If the profile

Each topic in Kafka can create multiple partitions. The number of partitions is unlimited and is not restricted by the number of brokers, so the number of partitions can be set as much as one wants. So there are tradeoffs to consider in determining the number of partitions.

More partitions provide higher throughput

  • “A single partition is the smallest unit of parallelism in Kafka.” Each partition can receive push messages and be consumed by consumers independently. It is a subchannel of a topic. The relationship between a partition and a topic is like the relationship between a freeway lane and a freeway lane. The difference in Kafka is that there is no such thing as lane changes, and you need to choose the same lane at the entrance.

  • The throughput of Kafka is obvious, with enough resources, the more partitions, the faster.

  • To explain, if I have a partition with a maximum transfer speed of P, and there are three brokers in the Kafka cluster, each broker has enough resources to support the maximum transfer speed of three partitions, then my cluster has a maximum transfer speed of 33p=9p.

If you increase the number of partitions to 18 without increasing resources, each partition can only transfer data at P /2, so the transfer speed limit remains at 9p and cannot be increased, so the throughput design needs to consider the broker’s resource limit.

Kafka, like any other cluster, scales horizontally, adding three brokers of the same resource to achieve 18p speeds.

More partitions require more file handles to be opened

In Kafka’s broker, each partition is linked to a directory on the file system.

In Kafka’s data log file directory, each log data segment is allocated two files, an index file and a data file. Therefore, as the number of partitions increases, the required number of file handles increases sharply. If necessary, adjust the number of open file handles allowed by the operating system.

More partitions cause end-to-end latency

  • The delay in A Kafka is the time required for a producer to publish a message to a consumer to consume a message. The delay is the time that a consumer takes to receive a message minus the time that the producer takes to publish a message.

  • The bottleneck comes from the fact that Kafka is not exposed to consumers until the message has been properly received, that is, after the in-sync replica has been successfully replicated.

  • If the number of copies on the leader broker is n and the synchronization time is 1ms, the in-sync operation takes n * 1ms to complete. If the number of copies on the leader broker is 10000, the in-sync operation takes n * 1ms to complete. It takes 10 seconds for the synchronization state to return and the data to be exposed to the consumer, resulting in a large end-to-end delay.

More partitions means more memory is needed

  • In the new version of Kafka can support batch commit and batch consumption, and set batch commit and batch consumption, each partition will require a certain amount of memory space.
    • If the partition size is 100, each producer and consumer requires 10 MB of memory. When the partition size is 100000, both the producer and consumer end require 10 GB of memory.
    • An unlimited number of partitions can quickly take up a lot of memory, creating a performance bottleneck.

More partitions result in a longer recovery period

  • “Kafka achieves high availability and stability in Kafka through multi-copy replication technology.” Each partition has multiple copies on multiple brokers. One of the copies is the leader and the others are followers.

  • “When one of the brokers in the Kafka cluster fails, the leader on that broker needs to select a new copy on the other brokers to start as the leader.” This process is done by the Kafka Controller. The metadata information of the affected partition is read and modified from Zookeeper.

  • Normally, when a broker is scheduled to go down, the partition leaders on the broker will be removed one by one in order before the broker is shut down. If it takes 1ms to remove one partition leader and 10ms to remove 10 partition leaders, this will have little impact. And when one leader is moved, the other nine leaders are available. Therefore, each partition leader is actually unavailable for 1ms. But in the case of an outage, all 10 partitions

  • Leaders become unavailable at the same time and need to be removed in sequence. The longest leader needs to be unavailable for a window of 10ms, with an average window of 5.5ms. Suppose there are 10000 leaders on the down broker, the average unavailability window is 5.5s.

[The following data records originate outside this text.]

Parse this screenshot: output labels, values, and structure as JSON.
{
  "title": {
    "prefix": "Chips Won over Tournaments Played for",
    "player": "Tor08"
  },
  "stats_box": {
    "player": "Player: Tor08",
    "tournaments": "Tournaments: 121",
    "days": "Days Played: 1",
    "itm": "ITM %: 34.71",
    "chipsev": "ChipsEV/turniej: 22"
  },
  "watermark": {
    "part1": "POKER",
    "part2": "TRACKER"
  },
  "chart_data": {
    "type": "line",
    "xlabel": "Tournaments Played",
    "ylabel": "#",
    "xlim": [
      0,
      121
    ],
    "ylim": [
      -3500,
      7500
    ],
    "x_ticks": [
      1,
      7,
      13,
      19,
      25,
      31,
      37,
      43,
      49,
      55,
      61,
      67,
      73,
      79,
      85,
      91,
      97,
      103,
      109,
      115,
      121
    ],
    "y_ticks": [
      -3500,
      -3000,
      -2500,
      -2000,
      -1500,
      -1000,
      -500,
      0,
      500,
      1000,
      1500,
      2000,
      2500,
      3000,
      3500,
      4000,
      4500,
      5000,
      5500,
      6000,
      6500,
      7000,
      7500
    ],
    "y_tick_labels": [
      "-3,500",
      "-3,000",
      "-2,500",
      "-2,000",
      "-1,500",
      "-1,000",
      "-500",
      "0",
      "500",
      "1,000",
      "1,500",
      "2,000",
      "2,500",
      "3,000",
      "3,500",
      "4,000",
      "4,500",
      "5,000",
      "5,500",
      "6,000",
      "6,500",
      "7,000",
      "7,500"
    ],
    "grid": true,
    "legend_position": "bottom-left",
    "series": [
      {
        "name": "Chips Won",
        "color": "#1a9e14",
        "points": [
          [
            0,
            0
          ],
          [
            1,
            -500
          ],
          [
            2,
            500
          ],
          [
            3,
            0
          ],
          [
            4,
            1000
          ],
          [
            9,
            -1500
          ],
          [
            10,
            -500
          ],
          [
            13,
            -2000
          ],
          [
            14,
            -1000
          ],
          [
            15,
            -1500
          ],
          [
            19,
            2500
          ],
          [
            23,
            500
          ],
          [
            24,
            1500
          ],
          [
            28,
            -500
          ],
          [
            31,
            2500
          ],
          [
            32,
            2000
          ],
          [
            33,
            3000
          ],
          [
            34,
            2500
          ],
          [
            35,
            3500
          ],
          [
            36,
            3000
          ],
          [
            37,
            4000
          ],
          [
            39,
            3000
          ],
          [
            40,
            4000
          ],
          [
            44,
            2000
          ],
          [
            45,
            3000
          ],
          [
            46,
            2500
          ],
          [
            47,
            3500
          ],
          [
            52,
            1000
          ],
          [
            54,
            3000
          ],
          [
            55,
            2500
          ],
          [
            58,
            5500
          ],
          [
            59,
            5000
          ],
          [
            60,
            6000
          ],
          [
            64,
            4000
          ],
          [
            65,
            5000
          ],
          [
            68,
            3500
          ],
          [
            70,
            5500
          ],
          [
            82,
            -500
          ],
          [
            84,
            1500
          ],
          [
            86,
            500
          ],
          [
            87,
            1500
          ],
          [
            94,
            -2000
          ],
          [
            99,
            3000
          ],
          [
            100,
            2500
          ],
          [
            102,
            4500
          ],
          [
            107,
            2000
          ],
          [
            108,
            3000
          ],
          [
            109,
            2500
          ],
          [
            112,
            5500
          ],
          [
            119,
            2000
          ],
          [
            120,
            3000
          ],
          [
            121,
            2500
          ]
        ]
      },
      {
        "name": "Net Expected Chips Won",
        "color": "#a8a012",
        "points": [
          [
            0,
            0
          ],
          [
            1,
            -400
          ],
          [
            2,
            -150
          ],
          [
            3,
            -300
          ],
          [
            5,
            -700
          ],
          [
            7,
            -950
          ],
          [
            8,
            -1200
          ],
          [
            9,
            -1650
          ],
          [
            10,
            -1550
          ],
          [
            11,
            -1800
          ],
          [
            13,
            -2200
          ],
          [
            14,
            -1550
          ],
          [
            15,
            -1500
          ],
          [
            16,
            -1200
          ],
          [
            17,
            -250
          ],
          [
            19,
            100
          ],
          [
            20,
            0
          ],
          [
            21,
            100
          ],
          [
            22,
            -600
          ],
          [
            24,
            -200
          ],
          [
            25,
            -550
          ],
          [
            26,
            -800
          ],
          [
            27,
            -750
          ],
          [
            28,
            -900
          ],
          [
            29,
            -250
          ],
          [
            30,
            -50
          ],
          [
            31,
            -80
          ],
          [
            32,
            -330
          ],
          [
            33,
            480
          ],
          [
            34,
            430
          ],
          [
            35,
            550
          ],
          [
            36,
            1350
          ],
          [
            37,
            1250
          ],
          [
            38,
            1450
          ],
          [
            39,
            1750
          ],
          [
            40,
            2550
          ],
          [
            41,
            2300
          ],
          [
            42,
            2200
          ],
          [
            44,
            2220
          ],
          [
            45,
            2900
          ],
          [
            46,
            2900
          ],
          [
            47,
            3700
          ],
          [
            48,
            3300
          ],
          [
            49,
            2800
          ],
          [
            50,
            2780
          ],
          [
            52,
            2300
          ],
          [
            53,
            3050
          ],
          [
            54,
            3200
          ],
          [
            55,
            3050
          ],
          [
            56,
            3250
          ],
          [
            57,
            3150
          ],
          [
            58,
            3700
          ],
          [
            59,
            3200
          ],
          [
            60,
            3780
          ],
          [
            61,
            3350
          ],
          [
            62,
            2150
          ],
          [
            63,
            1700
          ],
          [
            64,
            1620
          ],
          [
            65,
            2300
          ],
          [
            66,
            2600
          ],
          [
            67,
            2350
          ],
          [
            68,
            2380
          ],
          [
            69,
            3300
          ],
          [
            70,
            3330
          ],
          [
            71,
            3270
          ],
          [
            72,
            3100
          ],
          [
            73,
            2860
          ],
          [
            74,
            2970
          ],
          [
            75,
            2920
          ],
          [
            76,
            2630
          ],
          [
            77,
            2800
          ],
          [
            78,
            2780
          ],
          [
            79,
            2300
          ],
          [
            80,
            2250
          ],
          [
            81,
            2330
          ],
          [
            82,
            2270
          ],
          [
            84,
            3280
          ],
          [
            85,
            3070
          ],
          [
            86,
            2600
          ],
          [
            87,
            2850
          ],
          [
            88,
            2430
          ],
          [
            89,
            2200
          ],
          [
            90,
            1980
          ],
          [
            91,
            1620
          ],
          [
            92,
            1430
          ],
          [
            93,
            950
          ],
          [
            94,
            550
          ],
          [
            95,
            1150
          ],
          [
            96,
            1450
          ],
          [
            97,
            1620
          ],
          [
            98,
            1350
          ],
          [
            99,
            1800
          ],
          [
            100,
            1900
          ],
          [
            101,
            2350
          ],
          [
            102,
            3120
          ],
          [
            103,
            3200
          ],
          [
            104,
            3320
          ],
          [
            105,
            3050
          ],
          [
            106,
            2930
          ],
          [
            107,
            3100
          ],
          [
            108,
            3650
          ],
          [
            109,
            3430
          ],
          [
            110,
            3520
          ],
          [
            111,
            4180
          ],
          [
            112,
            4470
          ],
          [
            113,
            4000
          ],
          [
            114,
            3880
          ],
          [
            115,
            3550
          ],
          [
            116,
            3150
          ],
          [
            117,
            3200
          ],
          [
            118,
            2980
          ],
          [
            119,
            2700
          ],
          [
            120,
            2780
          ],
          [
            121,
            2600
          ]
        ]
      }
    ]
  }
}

  • In the more extreme case, the broker is the node on which the Kafka controller is located and waits for the new Kafka leader node to be voted on and enabled. After that, the newly started Kafka leader needs to read the metadata information of each partition from ZooKeeper to initialize the data. Until then, the partition leader migration has been in the waiting state.

conclusion

In general, more partitions result in higher throughput, but there is also a small but significant performance cost and potential risk to broker nodes. Therefore, you need to set the number of partitions and replica according to the actual situation of broker nodes.

I cluster deployment in virtual machine, for example, 12 core CPU, can in kafka/config/sever. The properties in the configuration file, set the default partition 12, create topic every time is after 12 partitions.